As scientists sound code red, how can financial leaders respond?
Last week’s report from the Intergovernmental Panel on Climate Change (IPCC) offered a grim reminder that business-as-usual won’t protect people or the planet from the catastrophic effects of climate change.
With warming projected to reach 1.5 C by 2040 – a decade earlier than previously predicted – the private sector must work quickly and ambitiously to prevent climate calamity and protect its bottom line.
The dire need for climate action is especially urgent in the finance community. Though Wall Street has directed unprecedented attention to climate over the past year, it can and must do more to remain competitive in a business landscape oriented towards net zero emissions by 2050.
The real leaders will emerge based on their ability to take these three crucial steps.
Turn pledges into action
To date, more than 128 investors with over $43 trillion in assets under management have committed to net zero financed emissions by 2050, along with myriad asset owners, insurers, and even the six largest US banks.
Without time-bound, sector-specific emissions reduction plans backed by consequences, though, these high-level pledges are little more than rhetoric.
Top-15 global asset manager Legal and General Investment Management (LGIM) has raised the bar for climate planning by devising guides for carbon-intensive sectors that undergird the firm’s proxy voting and asset allocation. Companies that fail to meet LGIM’s expectations are removed from key investment products, promoting accountability and climate leadership.
This kind of sector-specific emissions reduction planning is critical to ensuring long term value creation, and it’s time for other firms to follow suit.
No climate action plan for financial institutions exposed to the oil and gas sector is complete without explicit methane targets. Methane is 84 times more potent than CO2 in the first 20 years after its release and accounts for at least 25% of current warming. As the IPCC noted, methane mitigation is essential to achieving the goals of the Paris Agreement.
Financial institutions can dramatically reduce the risks posed by climate change by establishing methane standards for companies in high-impact sectors such as oil and gas and animal agriculture.
Slashing methane emissions is the fastest, cheapest, most impactful path available to slow the rate of warming. Wall Street must make methane a priority to minimize systemic climate risk.
Use every available tool to drive climate action
Fortunately, financial institutions have multiple tools at their disposal to shape corporate behavior on climate. To reach net zero, every available tool – from shareholder engagement to capital allocation to climate policy advocacy – must be deployed.
Emissions reduction begins with proactive, climate-aligned shareholder engagement. By talking to companies in climate-critical sectors about key decarbonization strategies and disclosure needs, investors can push heavy emitters to take climate seriously. To hold low-performing companies accountable, investors can escalate engagements through proxy voting, just as Chevron and Exxon shareholders did this May.
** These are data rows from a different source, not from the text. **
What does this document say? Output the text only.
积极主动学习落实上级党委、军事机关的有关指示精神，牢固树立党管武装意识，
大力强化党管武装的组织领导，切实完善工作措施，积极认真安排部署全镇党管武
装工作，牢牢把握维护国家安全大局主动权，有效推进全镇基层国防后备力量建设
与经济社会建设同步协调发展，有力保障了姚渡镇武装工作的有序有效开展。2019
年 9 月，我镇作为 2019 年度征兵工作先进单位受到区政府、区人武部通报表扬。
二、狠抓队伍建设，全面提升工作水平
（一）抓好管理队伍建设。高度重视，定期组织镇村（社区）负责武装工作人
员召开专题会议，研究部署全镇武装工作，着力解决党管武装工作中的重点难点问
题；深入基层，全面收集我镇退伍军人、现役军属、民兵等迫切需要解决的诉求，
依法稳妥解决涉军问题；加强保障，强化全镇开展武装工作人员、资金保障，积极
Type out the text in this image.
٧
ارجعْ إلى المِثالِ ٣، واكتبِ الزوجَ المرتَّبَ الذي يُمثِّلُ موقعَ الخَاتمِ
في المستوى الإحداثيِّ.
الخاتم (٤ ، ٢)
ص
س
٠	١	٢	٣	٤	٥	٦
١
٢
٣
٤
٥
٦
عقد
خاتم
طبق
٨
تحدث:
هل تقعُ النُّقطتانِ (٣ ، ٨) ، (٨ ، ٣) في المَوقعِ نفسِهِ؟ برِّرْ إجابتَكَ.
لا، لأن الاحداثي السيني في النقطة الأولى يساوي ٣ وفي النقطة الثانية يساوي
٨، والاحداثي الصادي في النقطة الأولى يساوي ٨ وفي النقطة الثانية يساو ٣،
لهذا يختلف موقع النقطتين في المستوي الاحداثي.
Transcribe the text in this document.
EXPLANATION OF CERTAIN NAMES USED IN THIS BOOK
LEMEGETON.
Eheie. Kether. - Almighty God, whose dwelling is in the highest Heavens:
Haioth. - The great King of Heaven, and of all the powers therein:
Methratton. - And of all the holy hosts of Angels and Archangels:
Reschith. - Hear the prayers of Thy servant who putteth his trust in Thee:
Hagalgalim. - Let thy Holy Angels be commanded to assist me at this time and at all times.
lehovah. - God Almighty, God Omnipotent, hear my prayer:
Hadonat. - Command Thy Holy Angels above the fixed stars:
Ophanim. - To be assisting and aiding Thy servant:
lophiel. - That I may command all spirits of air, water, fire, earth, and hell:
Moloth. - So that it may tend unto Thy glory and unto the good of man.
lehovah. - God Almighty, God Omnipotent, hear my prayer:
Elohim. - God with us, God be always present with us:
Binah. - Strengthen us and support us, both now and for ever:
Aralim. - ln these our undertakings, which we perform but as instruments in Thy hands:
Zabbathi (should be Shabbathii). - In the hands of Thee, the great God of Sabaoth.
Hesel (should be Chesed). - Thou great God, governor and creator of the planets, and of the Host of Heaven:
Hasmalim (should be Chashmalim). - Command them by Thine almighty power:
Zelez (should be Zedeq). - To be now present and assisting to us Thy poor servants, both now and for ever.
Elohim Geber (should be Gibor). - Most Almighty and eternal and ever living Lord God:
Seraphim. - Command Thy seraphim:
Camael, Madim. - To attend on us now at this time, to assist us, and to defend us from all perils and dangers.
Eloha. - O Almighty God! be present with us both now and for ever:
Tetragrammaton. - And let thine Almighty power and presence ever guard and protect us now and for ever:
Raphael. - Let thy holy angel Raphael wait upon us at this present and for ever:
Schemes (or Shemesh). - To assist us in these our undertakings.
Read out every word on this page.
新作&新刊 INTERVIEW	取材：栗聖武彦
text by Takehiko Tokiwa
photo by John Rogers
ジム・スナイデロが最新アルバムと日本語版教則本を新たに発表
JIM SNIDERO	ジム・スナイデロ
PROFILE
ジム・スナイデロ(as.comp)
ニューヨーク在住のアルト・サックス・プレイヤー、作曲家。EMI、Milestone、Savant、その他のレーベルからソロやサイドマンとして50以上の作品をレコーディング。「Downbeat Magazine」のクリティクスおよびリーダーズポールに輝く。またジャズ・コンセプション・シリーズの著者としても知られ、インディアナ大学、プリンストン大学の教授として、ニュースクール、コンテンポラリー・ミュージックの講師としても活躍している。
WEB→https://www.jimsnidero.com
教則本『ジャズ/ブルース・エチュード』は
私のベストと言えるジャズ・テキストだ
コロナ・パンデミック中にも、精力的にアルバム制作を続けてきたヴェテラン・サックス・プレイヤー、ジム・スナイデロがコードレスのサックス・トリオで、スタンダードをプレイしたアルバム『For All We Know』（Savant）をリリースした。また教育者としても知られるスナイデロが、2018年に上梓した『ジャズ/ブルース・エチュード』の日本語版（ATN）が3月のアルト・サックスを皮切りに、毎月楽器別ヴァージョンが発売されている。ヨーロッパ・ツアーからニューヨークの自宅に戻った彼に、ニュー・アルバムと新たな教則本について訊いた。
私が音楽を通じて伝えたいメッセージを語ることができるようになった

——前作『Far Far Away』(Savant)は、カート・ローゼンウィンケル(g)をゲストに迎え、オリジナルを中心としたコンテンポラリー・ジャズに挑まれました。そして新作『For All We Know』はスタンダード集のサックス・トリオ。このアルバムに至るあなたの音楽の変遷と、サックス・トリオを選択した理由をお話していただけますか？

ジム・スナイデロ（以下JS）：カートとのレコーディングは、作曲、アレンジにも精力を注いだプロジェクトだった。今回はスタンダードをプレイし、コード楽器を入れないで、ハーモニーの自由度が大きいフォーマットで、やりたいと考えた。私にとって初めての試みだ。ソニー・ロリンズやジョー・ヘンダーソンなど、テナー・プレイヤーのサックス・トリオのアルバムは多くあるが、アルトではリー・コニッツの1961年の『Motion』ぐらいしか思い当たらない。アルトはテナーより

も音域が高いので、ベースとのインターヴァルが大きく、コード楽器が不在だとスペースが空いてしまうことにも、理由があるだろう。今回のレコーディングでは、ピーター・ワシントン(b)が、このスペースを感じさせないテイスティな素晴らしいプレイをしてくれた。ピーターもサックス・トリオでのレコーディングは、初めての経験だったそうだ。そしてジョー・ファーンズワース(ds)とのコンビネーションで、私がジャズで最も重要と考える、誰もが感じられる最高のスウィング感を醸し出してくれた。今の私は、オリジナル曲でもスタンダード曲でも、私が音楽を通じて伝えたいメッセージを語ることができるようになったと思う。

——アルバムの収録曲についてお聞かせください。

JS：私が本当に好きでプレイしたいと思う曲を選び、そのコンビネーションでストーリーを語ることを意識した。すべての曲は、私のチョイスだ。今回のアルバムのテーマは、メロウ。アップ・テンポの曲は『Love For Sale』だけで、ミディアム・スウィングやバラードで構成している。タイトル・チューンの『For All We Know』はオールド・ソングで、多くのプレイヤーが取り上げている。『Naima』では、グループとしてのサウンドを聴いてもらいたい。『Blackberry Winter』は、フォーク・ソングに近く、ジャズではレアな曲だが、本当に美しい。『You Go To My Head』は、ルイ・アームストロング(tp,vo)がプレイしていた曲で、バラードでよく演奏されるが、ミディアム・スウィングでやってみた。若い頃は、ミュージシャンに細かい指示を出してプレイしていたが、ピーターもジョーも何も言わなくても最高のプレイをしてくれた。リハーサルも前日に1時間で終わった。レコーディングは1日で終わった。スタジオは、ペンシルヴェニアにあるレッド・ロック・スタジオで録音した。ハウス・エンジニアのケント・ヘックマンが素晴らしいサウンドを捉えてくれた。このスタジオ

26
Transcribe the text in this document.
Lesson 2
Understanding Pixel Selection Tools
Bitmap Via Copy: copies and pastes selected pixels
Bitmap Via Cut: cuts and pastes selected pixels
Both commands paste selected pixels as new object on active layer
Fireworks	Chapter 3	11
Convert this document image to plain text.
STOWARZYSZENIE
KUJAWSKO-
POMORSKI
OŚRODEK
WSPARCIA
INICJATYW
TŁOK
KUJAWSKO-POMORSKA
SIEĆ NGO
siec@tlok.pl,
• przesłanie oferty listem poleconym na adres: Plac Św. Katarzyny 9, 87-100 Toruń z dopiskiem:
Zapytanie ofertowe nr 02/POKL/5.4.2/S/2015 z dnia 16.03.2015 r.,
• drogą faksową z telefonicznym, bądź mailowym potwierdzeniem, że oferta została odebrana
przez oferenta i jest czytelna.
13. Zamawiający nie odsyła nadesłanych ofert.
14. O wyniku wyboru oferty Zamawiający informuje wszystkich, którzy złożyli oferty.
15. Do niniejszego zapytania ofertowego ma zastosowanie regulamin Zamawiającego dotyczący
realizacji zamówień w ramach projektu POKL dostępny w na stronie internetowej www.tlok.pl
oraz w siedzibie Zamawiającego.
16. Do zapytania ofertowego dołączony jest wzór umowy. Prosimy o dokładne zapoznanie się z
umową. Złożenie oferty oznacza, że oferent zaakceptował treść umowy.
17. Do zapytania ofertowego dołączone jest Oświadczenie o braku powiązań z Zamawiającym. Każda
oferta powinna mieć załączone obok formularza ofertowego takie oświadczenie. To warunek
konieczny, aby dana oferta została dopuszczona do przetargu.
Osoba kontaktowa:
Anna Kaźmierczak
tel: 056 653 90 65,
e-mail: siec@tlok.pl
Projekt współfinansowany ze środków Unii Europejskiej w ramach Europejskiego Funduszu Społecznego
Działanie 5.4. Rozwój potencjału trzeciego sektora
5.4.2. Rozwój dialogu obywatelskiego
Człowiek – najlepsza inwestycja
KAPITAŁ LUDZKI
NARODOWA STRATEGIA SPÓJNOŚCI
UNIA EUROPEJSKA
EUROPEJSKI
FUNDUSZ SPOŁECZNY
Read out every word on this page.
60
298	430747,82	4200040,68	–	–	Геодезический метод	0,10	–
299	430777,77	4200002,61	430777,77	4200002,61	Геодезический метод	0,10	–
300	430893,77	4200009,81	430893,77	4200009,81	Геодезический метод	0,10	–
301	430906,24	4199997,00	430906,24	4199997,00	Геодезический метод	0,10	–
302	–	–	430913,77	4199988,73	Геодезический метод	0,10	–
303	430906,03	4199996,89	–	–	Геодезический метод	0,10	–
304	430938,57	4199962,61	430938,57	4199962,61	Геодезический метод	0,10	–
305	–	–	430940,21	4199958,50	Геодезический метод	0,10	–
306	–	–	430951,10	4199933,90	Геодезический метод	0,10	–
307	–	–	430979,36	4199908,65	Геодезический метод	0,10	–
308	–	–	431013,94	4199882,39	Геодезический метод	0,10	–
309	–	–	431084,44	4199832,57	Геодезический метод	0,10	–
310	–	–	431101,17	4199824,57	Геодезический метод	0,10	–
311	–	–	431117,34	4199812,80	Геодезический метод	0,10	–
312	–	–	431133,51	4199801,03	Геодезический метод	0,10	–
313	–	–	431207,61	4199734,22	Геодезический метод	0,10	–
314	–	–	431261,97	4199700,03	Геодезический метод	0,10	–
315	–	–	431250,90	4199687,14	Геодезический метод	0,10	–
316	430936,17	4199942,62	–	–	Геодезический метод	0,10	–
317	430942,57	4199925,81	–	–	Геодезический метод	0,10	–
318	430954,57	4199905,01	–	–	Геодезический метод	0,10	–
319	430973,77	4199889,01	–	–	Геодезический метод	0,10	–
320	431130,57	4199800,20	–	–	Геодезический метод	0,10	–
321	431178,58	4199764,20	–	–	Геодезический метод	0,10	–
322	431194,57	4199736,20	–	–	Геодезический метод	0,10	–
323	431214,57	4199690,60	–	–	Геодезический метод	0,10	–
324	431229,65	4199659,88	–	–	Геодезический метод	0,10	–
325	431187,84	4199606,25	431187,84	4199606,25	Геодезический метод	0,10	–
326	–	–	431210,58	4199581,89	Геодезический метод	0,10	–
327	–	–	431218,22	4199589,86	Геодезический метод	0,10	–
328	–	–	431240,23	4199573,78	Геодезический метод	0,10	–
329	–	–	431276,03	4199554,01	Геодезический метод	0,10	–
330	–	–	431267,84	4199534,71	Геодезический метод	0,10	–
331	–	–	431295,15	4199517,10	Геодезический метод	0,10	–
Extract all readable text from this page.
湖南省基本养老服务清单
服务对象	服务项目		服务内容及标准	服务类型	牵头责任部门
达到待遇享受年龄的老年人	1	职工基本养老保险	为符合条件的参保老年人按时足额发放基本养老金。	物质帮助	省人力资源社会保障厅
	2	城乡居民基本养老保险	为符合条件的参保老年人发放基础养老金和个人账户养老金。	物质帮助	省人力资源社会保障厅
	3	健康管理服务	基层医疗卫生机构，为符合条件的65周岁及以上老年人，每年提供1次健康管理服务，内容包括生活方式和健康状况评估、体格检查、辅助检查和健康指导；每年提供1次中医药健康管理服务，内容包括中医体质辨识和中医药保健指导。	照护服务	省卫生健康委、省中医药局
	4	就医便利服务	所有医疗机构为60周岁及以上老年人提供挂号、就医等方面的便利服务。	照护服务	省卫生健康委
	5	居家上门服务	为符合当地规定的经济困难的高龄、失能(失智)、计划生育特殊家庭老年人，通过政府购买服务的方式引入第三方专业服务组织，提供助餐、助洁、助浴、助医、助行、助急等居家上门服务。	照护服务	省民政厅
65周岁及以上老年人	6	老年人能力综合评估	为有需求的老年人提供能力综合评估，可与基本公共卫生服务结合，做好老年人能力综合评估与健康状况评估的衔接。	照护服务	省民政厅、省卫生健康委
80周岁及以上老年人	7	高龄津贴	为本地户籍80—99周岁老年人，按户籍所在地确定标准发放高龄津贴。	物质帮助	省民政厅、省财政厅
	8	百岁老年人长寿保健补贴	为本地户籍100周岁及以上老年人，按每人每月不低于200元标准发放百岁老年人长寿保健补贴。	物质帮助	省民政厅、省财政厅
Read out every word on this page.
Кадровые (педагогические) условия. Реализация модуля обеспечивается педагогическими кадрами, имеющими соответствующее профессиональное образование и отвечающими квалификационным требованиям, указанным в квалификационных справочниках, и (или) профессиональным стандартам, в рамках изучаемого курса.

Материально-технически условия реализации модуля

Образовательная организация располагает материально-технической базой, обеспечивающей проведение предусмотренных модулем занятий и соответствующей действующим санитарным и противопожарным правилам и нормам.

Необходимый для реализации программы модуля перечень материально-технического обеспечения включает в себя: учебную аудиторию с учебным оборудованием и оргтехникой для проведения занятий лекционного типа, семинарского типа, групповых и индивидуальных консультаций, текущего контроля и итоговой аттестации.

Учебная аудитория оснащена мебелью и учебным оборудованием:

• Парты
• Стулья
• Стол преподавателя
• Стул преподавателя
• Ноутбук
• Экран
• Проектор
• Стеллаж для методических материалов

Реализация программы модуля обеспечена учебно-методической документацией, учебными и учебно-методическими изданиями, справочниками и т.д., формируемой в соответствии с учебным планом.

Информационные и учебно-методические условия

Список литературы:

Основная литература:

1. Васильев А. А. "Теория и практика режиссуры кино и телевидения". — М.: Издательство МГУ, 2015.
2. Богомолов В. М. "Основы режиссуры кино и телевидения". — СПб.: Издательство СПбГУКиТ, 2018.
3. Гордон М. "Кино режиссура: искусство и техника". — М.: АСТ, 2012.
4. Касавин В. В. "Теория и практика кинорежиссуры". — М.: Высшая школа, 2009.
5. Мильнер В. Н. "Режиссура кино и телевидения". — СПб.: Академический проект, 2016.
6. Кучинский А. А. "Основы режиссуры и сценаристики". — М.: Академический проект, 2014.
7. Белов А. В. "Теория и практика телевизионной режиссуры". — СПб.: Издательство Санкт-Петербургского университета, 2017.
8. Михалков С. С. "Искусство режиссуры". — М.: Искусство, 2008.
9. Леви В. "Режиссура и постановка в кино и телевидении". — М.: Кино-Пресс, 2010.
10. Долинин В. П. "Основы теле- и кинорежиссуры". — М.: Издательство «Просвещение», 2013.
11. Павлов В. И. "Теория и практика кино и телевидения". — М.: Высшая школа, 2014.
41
Allocating capital to climate leaders while raising the cost of capital for laggards can then bend market incentives towards net zero.
And one of the most powerful tools that financial institutions have to fight climate change is their political influence. If asset managers and banks want to meet their climate goals and supercharge their risk management, they and their trade associations have to advocate for net zero policies.
In the coming months, investors will have numerous opportunities to demonstrate policy leadership. Whether by calling for mandatory climate risk disclosure from the Securities and Exchange Commission, new ESG guidance from the Department of Labor, or strong methane regulation from the Environmental Protection Agency, investors can create the conditions needed for immediate net zero progress.